Pour Valérie Segal, 62 ans, petite fille de déportés juifs, "ces mains rouges, c'est comme si on tuait mes grands-parents une deuxième fois".
D'autres lieux tagués
Les tags ont été découverts un peu avant 4 h 00 par des agents de sécurité du mémorial. Peints sur ce "Mur des Justes" qui se situe dans l'allée jouxtant le Mémorial, ils ont été effacés en fin de matinée.
Une dizaine d'autres lieux ont également été tagués dans le quartier du Marais, du "type écoles ou crèches", a indiqué à l'AFP Ariel Weil, le maire PS de Paris Centre, secteur qui regroupe les quatre premiers arrondissements de la capitale.
La maire socialiste de Paris Anne Hidalgo, qui a condamné des "actes inqualifiables", a indiqué avoir procédé au signalement à la procureure de Paris de ces actes "potentiellement constitutifs du délit d'injure publique à caractère antisémite".

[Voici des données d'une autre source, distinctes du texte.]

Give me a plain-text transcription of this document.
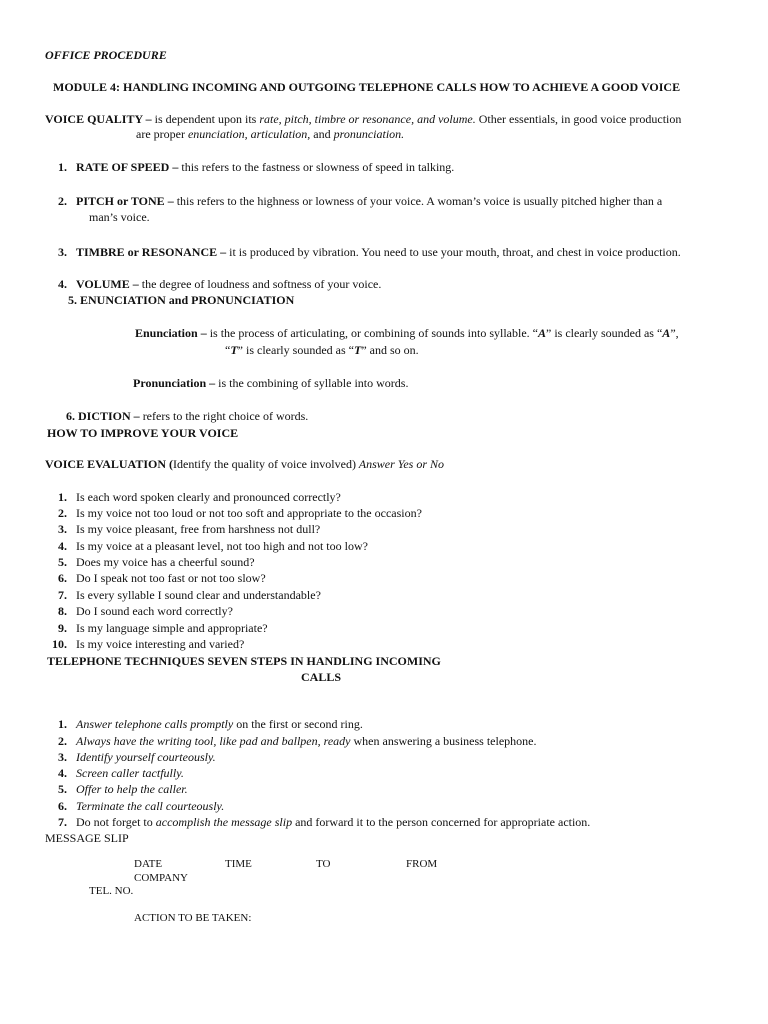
OFFICE PROCEDURE
MODULE 4: HANDLING INCOMING AND OUTGOING TELEPHONE CALLS HOW TO ACHIEVE A GOOD VOICE
VOICE QUALITY – is dependent upon its rate, pitch, timbre or resonance, and volume. Other essentials, in good voice production
are proper enunciation, articulation, and pronunciation.
1. RATE OF SPEED – this refers to the fastness or slowness of speed in talking.
2. PITCH or TONE – this refers to the highness or lowness of your voice. A woman’s voice is usually pitched higher than a
man’s voice.
3. TIMBRE or RESONANCE – it is produced by vibration. You need to use your mouth, throat, and chest in voice production.
4. VOLUME – the degree of loudness and softness of your voice.
5. ENUNCIATION and PRONUNCIATION
Enunciation – is the process of articulating, or combining of sounds into syllable. “A” is clearly sounded as “A”,
“T” is clearly sounded as “T” and so on.
Pronunciation – is the combining of syllable into words.
6. DICTION – refers to the right choice of words.
HOW TO IMPROVE YOUR VOICE
VOICE EVALUATION (Identify the quality of voice involved) Answer Yes or No
1. Is each word spoken clearly and pronounced correctly?
2. Is my voice not too loud or not too soft and appropriate to the occasion?
3. Is my voice pleasant, free from harshness not dull?
4. Is my voice at a pleasant level, not too high and not too low?
5. Does my voice has a cheerful sound?
6. Do I speak not too fast or not too slow?
7. Is every syllable I sound clear and understandable?
8. Do I sound each word correctly?
9. Is my language simple and appropriate?
10. Is my voice interesting and varied?
TELEPHONE TECHNIQUES SEVEN STEPS IN HANDLING INCOMING
CALLS
1. Answer telephone calls promptly on the first or second ring.
2. Always have the writing tool, like pad and ballpen, ready when answering a business telephone.
3. Identify yourself courteously.
4. Screen caller tactfully.
5. Offer to help the caller.
6. Terminate the call courteously.
7. Do not forget to accomplish the message slip and forward it to the person concerned for appropriate action.
MESSAGE SLIP
DATE	TIME	TO	FROM
COMPANY
TEL. NO.
ACTION TO BE TAKEN:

"Nous allons porter plainte systématiquement dans tous les endroits où ces symboles seront posés", a ajouté Emmanuel Grégoire, premier adjoint à la marie de Paris, venu dire son "effroi" face à cette "profanation" qui lui a rappelé celle du cimetière de Carpentras en 1990.
Le symbole des "mains rouges" avait été au cœur d'une polémique fin avril lorsque des étudiants de Sciences-Po Paris avaient exhibé leurs paumes peintes en rouge devant l'école, comme un appel au cessez-le-feu dans la bande de Gaza selon eux. Mais plusieurs voix s'étaient élevées pour dénoncer une allusion au lynchage de deux soldats israéliens à Ramallah en 2000 par des Palestiniens.
"Vandalisme antisémite"
"À tous ceux qui disaient que les mains rouges n'étaient pas un symbole antisémite (...), les voilà apposées sur le Mur des Justes", a écrit sur X la porte-parole du gouvernement Prisca Thevenot. La ministre chargée de la lutte contre les discriminations Aurore Bergé a dénoncé une "indignité absolue".
Cet acte intervient sur fond de flambée des actes antisémites (+300 % à 366, selon le Premier ministre Gabriel Attal).
Il a soulevé une vive émotion au sein de la communauté juive, d'autant plus forte que les tags ont été découverts le jour anniversaire de la "Rafle du billet vert" qui avait constitué la première arrestation massive de juifs le 14 mai 1941 à Paris.
Le Grand rabbin de France Haïm Korsia a dénoncé un "odieux outrage à la mémoire de millions de personnes mortes pendant la Shoah" et le Congrès juif mondial a condamné sur X un "vandalisme antisémite".
En octobre, la découverte d'étoiles de David taguées sur des immeubles en région parisienne avait fait craindre une contagion du conflit israélo-palestinien. Mais l'affaire, pour laquelle un couple de Moldaves a été interpellé, a au final été imputée par les autorités françaises à une opération pilotée par les services de sécurité russes (FSB).